Un prisonnier hilare arrive encadré par des policiers. Il reprend le procureur quand il utilise l’expression «procédure criminelle» à son propos : « Monsieur le procureur, nous sommes dans une procédure correctionnelle ». Il doit fréquenter le Tribunal régulièrement, celui-là.

Première suspension à 10h30, reprise à 11h. Le président délibère et ne prononce que des condamnations.

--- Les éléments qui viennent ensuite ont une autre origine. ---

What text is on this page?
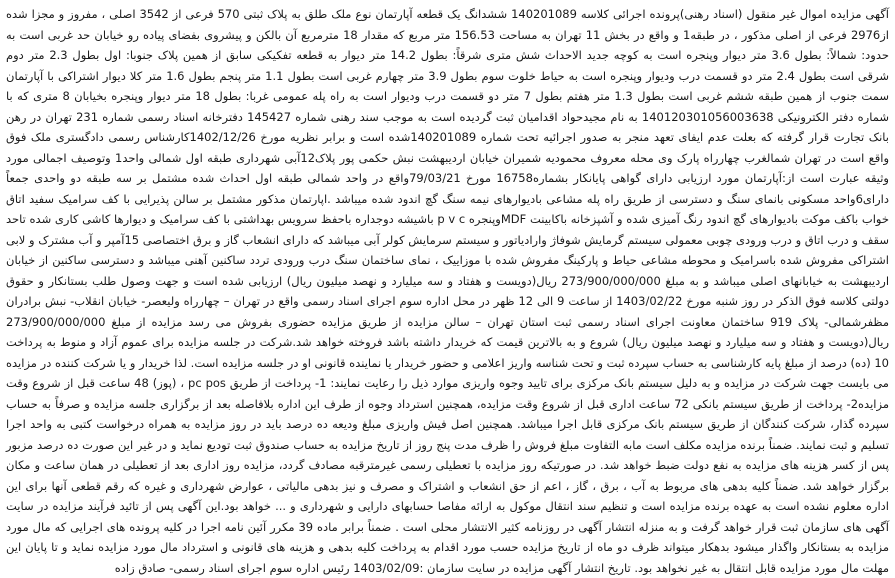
آگهی مزایده اموال غیر منقول (اسناد رهنی)پرونده اجرائی کلاسه 140201089 ششدانگ یک قطعه آپارتمان نوع ملک طلق به پلاک ثبتی 570 فرعی از 3542 اصلی ، مفروز و مجزا شده از2976 فرعی از اصلی مذکور ، در طبقه1 و واقع در بخش 11 تهران به مساحت 156.53 متر مربع که مقدار 18 مترمربع آن بالکن و پیشروی بفضای پیاده رو خیابان حد غربی است به حدود: شمالاً: بطول 3.6 متر دیوار وپنجره است به کوچه جدید الاحداث شش متری شرقاً: بطول 14.2 متر دیوار به قطعه تفکیکی سابق از همین پلاک جنوبا: اول بطول 2.3 متر دوم شرقی است بطول 2.4 متر دو قسمت درب ودیوار وپنجره است به حیاط خلوت سوم بطول 3.9 متر چهارم غربی است بطول 1.1 متر پنجم بطول 1.6 متر کلا دیوار اشتراکی با آپارتمان سمت جنوب از همین طبقه ششم غربی است بطول 1.3 متر هفتم بطول 7 متر دو قسمت درب ودیوار است به راه پله عمومی غربا: بطول 18 متر دیوار وپنجره بخیابان 8 متری که با شماره دفتر الکترونیکی 140120301056003638 به نام مجیدحواد اقدامیان ثبت گردیده است به موجب سند رهنی شماره 145427 دفترخانه اسناد رسمی شماره 231 تهران در رهن بانک تجارت قرار گرفته که بعلت عدم ایفای تعهد منجر به صدور اجرائیه تحت شماره 140201089شده است و برابر نظریه مورخ 1402/12/26کارشناس رسمی دادگستری ملک فوق واقع است در تهران شمالغرب چهارراه پارک وی محله معروف محمودیه شمیران خیابان اردیبهشت نبش حکمی پور پلاک12آبی شهرداری طبقه اول شمالی واحد1 وتوصیف اجمالی مورد وثیقه عبارت است از:آپارتمان مورد ارزیابی دارای گواهی پایانکار بشماره16758 مورخ 79/03/21واقع در واحد شمالی طبقه اول احداث شده مشتمل بر سه طبقه دو واحدی جمعاً دارای6واحد مسکونی بانمای سنگ و دسترسی از طریق راه پله مشاعی بادیوارهای نیمه سنگ گچ اندود شده میباشد .اپارتمان مذکور مشتمل بر سالن پذیرایی با کف سرامیک سفید اتاق خواب باکف موکت بادیوارهای گچ اندود رنگ آمیزی شده و آشپزخانه باکابینت MDFوپنجره p v c باشیشه دوجداره باحفظ سرویس بهداشتی با کف سرامیک و دیوارها کاشی کاری شده تاحد سقف و درب اتاق و درب ورودی چوبی معمولی سیستم گرمایش شوفاژ وارادیاتور و سیستم سرمایش کولر آبی میباشد که دارای انشعاب گاز و برق اختصاصی 15آمپر و آب مشترک و لابی اشتراکی مفروش شده باسرامیک و محوطه مشاعی حیاط و پارکینگ مفروش شده با موزاییک ، نمای ساختمان سنگ درب ورودی تردد ساکنین آهنی میباشد و دسترسی ساکنین از خیابان اردیبهشت به خیابانهای اصلی میباشد و به مبلغ 273/900/000/000 ریال(دویست و هفتاد و سه میلیارد و نهصد میلیون ریال) ارزیابی شده است و جهت وصول طلب بستانکار و حقوق دولتی کلاسه فوق الذکر در روز شنبه مورخ 1403/02/22 از ساعت 9 الی 12 ظهر در محل اداره سوم اجرای اسناد رسمی واقع در تهران – چهارراه ولیعصر- خیابان انقلاب- نبش برادران مظفرشمالی- پلاک 919 ساختمان معاونت اجرای اسناد رسمی ثبت استان تهران – سالن مزایده از طریق مزایده حضوری بفروش می رسد مزایده از مبلغ 273/900/000/000 ریال(دویست و هفتاد و سه میلیارد و نهصد میلیون ریال) شروع و به بالاترین قیمت که خریدار داشته باشد فروخته خواهد شد.شرکت در جلسه مزایده برای عموم آزاد و منوط به پرداخت 10 (ده) درصد از مبلغ پایه کارشناسی به حساب سپرده ثبت و تحت شناسه واریز اعلامی و حضور خریدار یا نماینده قانونی او در جلسه مزایده است. لذا خریدار و یا شرکت کننده در مزایده می بایست جهت شرکت در مزایده و به دلیل سیستم بانک مرکزی برای تایید وجوه واریزی موارد ذیل را رعایت نمایند: 1- پرداخت از طریق pc pos ، (پوز) 48 ساعت قبل از شروع وقت مزایده2- پرداخت از طریق سیستم بانکی 72 ساعت اداری قبل از شروع وقت مزایده، همچنین استرداد وجوه از طرف این اداره بلافاصله بعد از برگزاری جلسه مزایده و صرفاً به حساب سپرده گذار، شرکت کنندگان از طریق سیستم بانک مرکزی قابل اجرا میباشد. همچنین اصل فیش واریزی مبلغ ودیعه ده درصد باید در روز مزایده به همراه درخواست کتبی به واحد اجرا تسلیم و ثبت نمایند. ضمناً برنده مزایده مکلف است مابه التفاوت مبلغ فروش را ظرف مدت پنج روز از تاریخ مزایده به حساب صندوق ثبت تودیع نماید و در غیر این صورت ده درصد مزبور پس از کسر هزینه های مزایده به نفع دولت ضبط خواهد شد. در صورتیکه روز مزایده با تعطیلی رسمی غیرمترقبه مصادف گردد، مزایده روز اداری بعد از تعطیلی در همان ساعت و مکان برگزار خواهد شد. ضمناً کلیه بدهی های مربوط به آب ، برق ، گاز ، اعم از حق انشعاب و اشتراک و مصرف و نیز بدهی مالیاتی ، عوارض شهرداری و غیره که رقم قطعی آنها برای این اداره معلوم نشده است به عهده برنده مزایده است و تنظیم سند انتقال موکول به ارائه مفاصا حسابهای دارایی و شهرداری و ... خواهد بود.این آگهی پس از تائید فرآیند مزایده در سایت آگهی های سازمان ثبت قرار خواهد گرفت و به منزله انتشار آگهی در روزنامه کثیر الانتشار محلی است . ضمناً برابر ماده 39 مکرر آئین نامه اجرا در کلیه پرونده های اجرایی که مال مورد مزایده به بستانکار واگذار میشود بدهکار میتواند ظرف دو ماه از تاریخ مزایده حسب مورد اقدام به پرداخت کلیه بدهی و هزینه های قانونی و استرداد مال مورد مزایده نماید و تا پایان این مهلت مال مورد مزایده قابل انتقال به غیر نخواهد بود. تاریخ انتشار آگهی مزایده در سایت سازمان :1403/02/09 رئیس اداره سوم اجرای اسناد رسمی- صادق زاده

Suit une « affaire » de faux permis de conduire guinéen : le permis n’a pas de filigrane, le plastique ne change pas de couleur aux UV. Le président doute que le prévenu ait pu faire réaliser un duplicata de son permis en une journée à Conakry et lui demande de s’expliquer sur les irrégularités du document. Réponse : «C’est une question que vous devriez poser à l’administration guinéenne qui me l’a délivré ». Il ne changera pas de défense et répondra à une remarque du procureur : « Je ne vous permets pas de dire qu’un permis de conduire s’obtient en cinq minutes dans les arrières salles des cafés de Conakry ». Le président admet toutefois que son premier permis de conduire, obtenu en 1995, est authentique. Je me demande alors quel intérêt pour ce monsieur qui avait un vrai permis de conduire, de se procurer un faux duplicata ? Cette audience dont le caractère absurde ne semble échapper à aucune de celles et ceux qui m’entourent, dure quand même quarante minutes et se termine par un échange désopilant entre le président et le prévenu :
Le président : « Que faites-vous comme métier ? »
Le prévenu : « Je suis chauffeur »
Silence.
Le président : « Chauffeur dans une société ? »
Le prévenu : « Non, je suis le chauffeur de l’ambassadeur de Guinée à Genève »
La salle rit et les magistrats sont interloqués. Il sera condamné.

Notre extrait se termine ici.